ラジオ

奈那美

第1話

 ラジオを買った。

最近できた近所のリサイクルショップで、だ。

はじめは、ラジオなんか買うつもりはなかった。

ラジオが聴きたいなら、PCでもスマホでも聴ける。

いつでもどこでも、どんな地域の放送もネットで聞ける時代になった現在いま、電波が受信できる範囲の放送しか聴かれないラジオなんて、持っている意味がない。

そう思っていたからだ。


 “災害発生時には、携帯ラジオが便利です”

そんな広報が流れていることも、知っていた。

(持っといた方がいいのか?)そう考えないこともなかったが、ついつい先延ばしにしてしまっていた。

それが今日、たまたま店を覗いてみたら面白い商品を見つけたのだ。

見つけたというか、ちょうど店員が品出しをしているところを通ったんだ。


 “ラジオ付き懐中電灯(LED)” 

一台だけ展示してあったそれを、手に取ってみた。

「お客様。そちらは今出したばかりの商品でございます。よろしかったらどうぞ」

そう言って店員はにっこりと笑った。


 スマホの三分の二ほどの大きさで厚みは倍。

直方体といった形だ。

面積が一番狭い面の片側の半分に透明なカバーがはめてある。

中には小さな電球が設置されている。

カバーの下が押せるようになっているから、これで電球のON/OFFをするのだろう。

その反対側の面には、かどのほうに周囲がギザギザのダイヤル状のものがついているから、おそらくこれはラジオ用。


 いちばん広い面の片面には長方形の小窓が開いている。

透明なカバーがかかっていて、赤い棒が中にはめ込んであるようだ。

小窓のほかの部分には、小さな穴がたくさん円状に開いている。

おそらくはスピーカーなのだろう。

その反対側の面には、何もない。

四隅が小さなねじで止めてあるから、きっと裏ぶただ。


 中くらいの面の片側には、細い可動式のアンテナがついている。

伸ばして使うらしい。

そして最後の一面の、ライトから一番離れた部分には収納式のプラグがついていた。

これをコンセントに挿して充電し、何かあった時は懐中電灯として使えるし、ラジオとしても使えるということだろう。


 (ラジオなんかいらないけどな)そう思ったけれど、アパートの部屋には懐中電灯もないから保険の一種と思って購入を決めた。

───スマホを懐中電灯代わりにしたら、電池すぐ減りそうだしな。

他にも何か珍しい商品はないかと思って、ラジオを持ったまま店内を見て回った。

途中、なにか視線を感じたので(店員が万引き防止で見てるのか?)と思い、レジ近くの店内カゴにラジオを入れなおし、さらに店内を見て回った。
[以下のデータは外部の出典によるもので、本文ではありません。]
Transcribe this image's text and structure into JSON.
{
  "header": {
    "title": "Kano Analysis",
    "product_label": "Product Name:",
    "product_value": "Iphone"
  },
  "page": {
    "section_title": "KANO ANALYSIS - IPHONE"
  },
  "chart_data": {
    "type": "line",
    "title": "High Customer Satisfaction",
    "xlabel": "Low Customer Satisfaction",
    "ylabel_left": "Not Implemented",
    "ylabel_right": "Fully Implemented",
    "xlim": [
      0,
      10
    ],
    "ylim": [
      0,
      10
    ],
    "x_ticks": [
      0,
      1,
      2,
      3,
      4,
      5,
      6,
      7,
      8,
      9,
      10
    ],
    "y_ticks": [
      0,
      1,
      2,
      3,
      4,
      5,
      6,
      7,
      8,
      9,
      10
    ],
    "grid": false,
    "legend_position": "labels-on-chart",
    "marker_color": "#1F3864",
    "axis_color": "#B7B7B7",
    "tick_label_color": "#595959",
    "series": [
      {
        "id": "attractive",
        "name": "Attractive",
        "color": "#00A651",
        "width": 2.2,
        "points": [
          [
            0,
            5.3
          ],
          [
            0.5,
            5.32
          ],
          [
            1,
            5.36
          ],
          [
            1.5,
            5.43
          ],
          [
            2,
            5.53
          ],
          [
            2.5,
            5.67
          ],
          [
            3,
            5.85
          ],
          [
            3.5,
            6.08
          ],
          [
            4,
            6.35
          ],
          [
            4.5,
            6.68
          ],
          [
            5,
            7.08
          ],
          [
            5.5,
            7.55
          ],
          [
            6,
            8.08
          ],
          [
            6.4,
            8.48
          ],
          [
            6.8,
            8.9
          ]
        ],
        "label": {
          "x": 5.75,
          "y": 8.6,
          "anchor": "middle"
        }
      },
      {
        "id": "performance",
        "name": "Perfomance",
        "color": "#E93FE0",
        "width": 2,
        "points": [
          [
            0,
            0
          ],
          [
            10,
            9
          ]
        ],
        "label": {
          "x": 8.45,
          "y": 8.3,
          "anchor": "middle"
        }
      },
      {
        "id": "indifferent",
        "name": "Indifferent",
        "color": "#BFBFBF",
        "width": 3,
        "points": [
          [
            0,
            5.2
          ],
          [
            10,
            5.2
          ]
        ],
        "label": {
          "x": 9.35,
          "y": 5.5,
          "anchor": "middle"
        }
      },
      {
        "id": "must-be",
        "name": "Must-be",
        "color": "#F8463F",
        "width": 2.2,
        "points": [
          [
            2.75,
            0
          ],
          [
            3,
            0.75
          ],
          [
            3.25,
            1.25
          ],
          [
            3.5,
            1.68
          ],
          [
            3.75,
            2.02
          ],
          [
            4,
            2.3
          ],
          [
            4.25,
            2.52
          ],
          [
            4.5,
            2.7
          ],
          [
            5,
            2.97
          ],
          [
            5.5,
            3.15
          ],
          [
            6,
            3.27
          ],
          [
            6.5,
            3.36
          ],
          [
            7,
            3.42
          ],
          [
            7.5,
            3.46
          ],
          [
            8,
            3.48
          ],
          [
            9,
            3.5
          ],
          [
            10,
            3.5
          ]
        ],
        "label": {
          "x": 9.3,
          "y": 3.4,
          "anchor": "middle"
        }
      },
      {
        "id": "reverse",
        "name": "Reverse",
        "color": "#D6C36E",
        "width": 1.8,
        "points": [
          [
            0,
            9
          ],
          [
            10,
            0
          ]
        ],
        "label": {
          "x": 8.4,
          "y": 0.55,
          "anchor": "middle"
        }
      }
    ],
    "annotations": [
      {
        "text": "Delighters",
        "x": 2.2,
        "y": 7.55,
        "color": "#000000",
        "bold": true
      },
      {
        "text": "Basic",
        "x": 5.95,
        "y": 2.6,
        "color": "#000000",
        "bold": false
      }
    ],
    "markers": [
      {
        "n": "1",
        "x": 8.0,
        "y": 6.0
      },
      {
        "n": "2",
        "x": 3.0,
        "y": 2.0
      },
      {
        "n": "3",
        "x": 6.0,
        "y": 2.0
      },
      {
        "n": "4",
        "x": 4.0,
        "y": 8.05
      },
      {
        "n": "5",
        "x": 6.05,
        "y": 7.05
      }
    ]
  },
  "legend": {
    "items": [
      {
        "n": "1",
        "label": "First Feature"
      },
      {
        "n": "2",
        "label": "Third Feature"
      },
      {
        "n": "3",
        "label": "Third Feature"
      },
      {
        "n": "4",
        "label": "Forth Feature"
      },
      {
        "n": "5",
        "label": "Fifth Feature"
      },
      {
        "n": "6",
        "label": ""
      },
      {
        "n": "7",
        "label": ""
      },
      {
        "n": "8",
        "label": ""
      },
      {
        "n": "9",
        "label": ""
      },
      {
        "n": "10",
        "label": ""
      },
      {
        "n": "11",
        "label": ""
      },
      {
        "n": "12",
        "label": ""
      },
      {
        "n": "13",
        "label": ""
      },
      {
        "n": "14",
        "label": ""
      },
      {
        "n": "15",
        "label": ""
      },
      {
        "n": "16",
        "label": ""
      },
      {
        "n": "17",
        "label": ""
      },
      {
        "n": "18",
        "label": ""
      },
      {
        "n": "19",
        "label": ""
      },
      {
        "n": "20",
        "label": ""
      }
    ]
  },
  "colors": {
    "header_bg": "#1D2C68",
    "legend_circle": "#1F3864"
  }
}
けれど、他には取り立てて目を引くようなものはなく、ラジオだけが入ったカゴを持ってレジにむかった。


 「いらっしゃいませ。ご来店ありがとうございます」

マニュアル通りの言葉を店員が言う。

さっきこの品を勧めてくれた店員だ。

ふうん、さっきは気づかなかったけど、結構キレイだな。


 「こちら、返品不可の商品となっていますが、よろしいですか?」

店員が聞いてきた。

店頭に出す前に動作確認をおこなっているので、購入後の故障は自己責任で引き取れないというシステムだそうだ。

それで構わない旨を伝えると、店員は購入手続きを始めた


 「商品をお預かりいたします。こちら五百円でございます。よろしかったら、メンバーズカードをお作りしましょうか?」

勧められるままに申込用紙に必要事項を記入して渡す。

そして代金を渡し、商品とカードをを受け取る。

袋を持って、帰路についた。


 ───店を出るときに、また視線を感じたような気がした。